Redmann applied for and was rewarded an FFA grant she used to buy six-feet tall metal panels to create a corral for mustangs. Her first mustang was Renegade, which she brought home from a satellite adoption event in Marshfield. Renegade was a wild mustang from Green Mountain, Wyoming.
She learned how to train wild mustangs herself from watching YouTube videos. Redmann needed to gain Renegade’s trust, which was not easy. Renegade charged at her like he was going to injure her, but he took the hay in her hand and trotted back to his corner to eat it. When she returned to the stable later that day, Redmann was able to pet Renegade’s body and he enjoyed it.
Redmann halter broke Renegade to lead the way, back up, respect space, pivot, lie down, bow and sit.
“People around the world think wild mustangs are useless because they’re never going to get the wild out of them, but that’s so far from the truth,” she said.

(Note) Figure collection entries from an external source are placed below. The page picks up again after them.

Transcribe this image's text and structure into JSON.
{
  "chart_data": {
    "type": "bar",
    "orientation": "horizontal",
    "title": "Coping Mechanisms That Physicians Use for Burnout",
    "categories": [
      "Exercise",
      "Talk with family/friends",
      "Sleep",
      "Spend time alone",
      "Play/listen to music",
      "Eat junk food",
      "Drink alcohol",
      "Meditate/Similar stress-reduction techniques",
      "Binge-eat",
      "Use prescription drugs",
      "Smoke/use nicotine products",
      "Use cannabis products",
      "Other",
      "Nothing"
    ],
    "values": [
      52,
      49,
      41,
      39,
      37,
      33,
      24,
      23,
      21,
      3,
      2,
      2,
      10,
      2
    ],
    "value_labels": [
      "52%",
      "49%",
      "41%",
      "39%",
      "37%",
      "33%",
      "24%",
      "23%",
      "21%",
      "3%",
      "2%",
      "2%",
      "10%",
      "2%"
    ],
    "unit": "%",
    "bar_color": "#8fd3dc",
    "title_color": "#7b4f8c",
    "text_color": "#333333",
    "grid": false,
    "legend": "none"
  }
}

The handling and conditioning class in the Kentucky Youth Extreme Mustang Makeover 2020 contest required Redmann to have Rogue set a pattern in the corral. The trail class consisted of judges seeing how well Rogue did in an obstacle course. Lastly, Redmann and Rogue performed “Putting on the Ritz” in the freestyle class.
Redmann rode a horse for the first time when she was six years old. Her Athens neighbor, Hanna Luther, gave Redmann the contact information so she could begin horse riding lessons at a place in Mauston. Redmann started spending time at Matrolling Farm & Stable in Medford, which is owned by Lynn Marthaler, when she was 13 years old.
She plans to use the $1,000 she received from winning the virtual Kentucky Youth Extreme Mustang Makeover 2020 contest on the feed she’ll need for two more wild mustangs she plans to adopt in September.
Redmann noted there are over 80,000 wild horses living in portions of the western United States. The Bureau of Land Management is in charge of controlling the wild mustang herd so it doesn’t get too huge and do damage to the natural habitat.
She will be a senior at Athens High School this fall. After she graduates from high school next spring, she plans to study in the UW-River Falls equine science program. Then she’ll attend a veterinary school to earn her doctorate of veterinary medicine.